Picture from: http://www.flickr.com/photos/8914083@N02/

I never quite understood and to some extent, even now, why most of the Japanese tourists that I have come across could not do without a camera and the restless finger jabs on their camera nor did I understand why a ‘laughing’ Buddha always stood beside the sofa at my home in exile.

Yet, on the contrary, the Buddha towering most of the Tibetans monasteries in exile wear a different expression.

At such an anomaly, I tend to have a sudden whim to ponder upon the days spent in Bhutan. Besides the number plates in Tibetan, there are numerous other things which, as I have said earlier, could serve as a model of inspiration to a Free Tibet or worth making an observation.

As I was in Bhutan for a short break and yes pilgrimage, my relatives ensured that I made haste to their every schedule, which surprisingly did not include waking up early, save those late dinners and gathering with various friends.  After having been through all the places pertaining to the latter, I noticed something encouraging in all of them: one, there is always someone to attend to you and two, without having to ask, he informs you on the significance of the place, which to my experience, invokes further appreciation and comprehension of its spiritual value.

The other norm, which may seem a bit annoying to those foreign tourists who have to pocket out an expense of $250 per night per person, however in my opinion, is worth the challenge, is that no one is allowed to take any pictures inside the shrines; you are stopped and asked to leave your camera behind at the entrance.

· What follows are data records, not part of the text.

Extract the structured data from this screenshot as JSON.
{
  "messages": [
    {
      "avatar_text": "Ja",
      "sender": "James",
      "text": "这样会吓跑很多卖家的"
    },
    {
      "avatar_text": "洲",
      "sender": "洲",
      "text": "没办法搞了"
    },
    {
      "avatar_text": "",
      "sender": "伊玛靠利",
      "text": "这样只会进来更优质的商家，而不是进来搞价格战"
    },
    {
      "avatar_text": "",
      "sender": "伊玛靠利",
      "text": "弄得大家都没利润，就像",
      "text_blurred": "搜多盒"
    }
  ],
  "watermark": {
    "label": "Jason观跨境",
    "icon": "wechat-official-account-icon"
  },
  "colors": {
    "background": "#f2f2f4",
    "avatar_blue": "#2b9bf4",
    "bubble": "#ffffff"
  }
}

I came across a similar practice during my recent visit to Ladakh. A board reading “No Flash” visible everywhere in most of the shrines to save the centuries old frescoes from wearing down, yet, to my dismay, sometimes goes unnoticed to the tourists. At one instance, my friend Dickyi even shrugged and informed a group of Indian tourist to the board reading “No Flash” to which they instantly had to whisk away their cameras.

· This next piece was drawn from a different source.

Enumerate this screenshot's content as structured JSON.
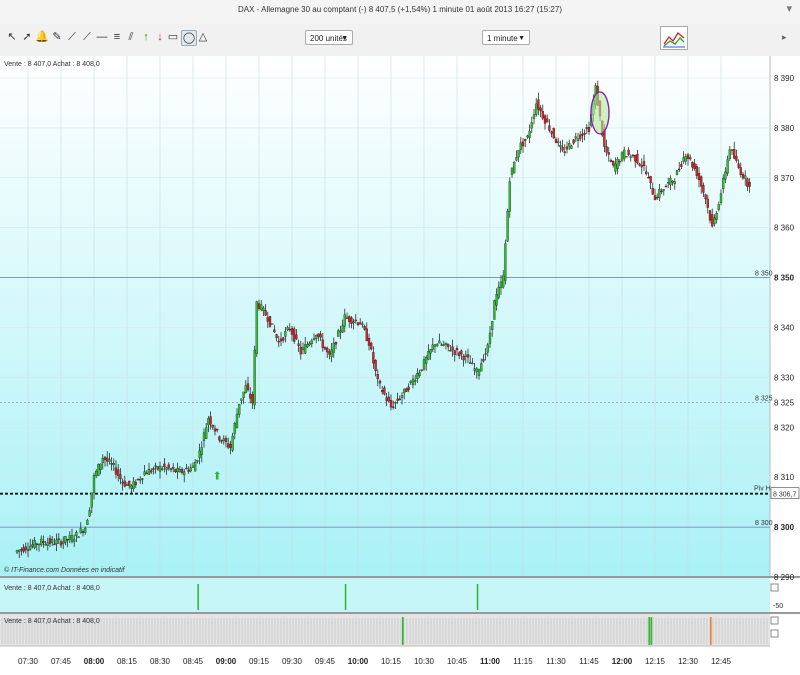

Being brought up in a Tibetan family, I carefully learned how to fold my hands together before the Buddha, Dharma and the Sangha. Besides, I even went on to few pilgrimages with my family including Sera, Drepung and Gaden Monastery in South India. Yet one thing I very often failed to notice in most of the Tibetan temples or for that matter shrines is, many a time, there rarely is anyone to attend to you and even if there is one, hardly any information describing the spiritual importance of the place is shared unless otherwise asked, which, in my opinion, is no less to an experience similar to a museum tour save Ben Stiller.

Inside the main shrine of the Tsuglakhang temple, there hangs a slightly visible laminated sheet reading “No pictures” but still tourists loom large with countless shutter blares and flashes which thereby ruptures the peace within.

During the Little Lhasa program this year, as usual, I took our Indian friends to the temple but this time I was accompanied by Kusho (Monk) Khenrab la who very kindly enlightened us with the historical background of the temple followed by its spiritual significance, thus substantially increasing my comprehension and spiritual appreciation of the temple.

I now know why the Chenrezig (Avalokiteshvara or Buddha of Compassion) in the main shrine of the temple is not facing anywhere but East.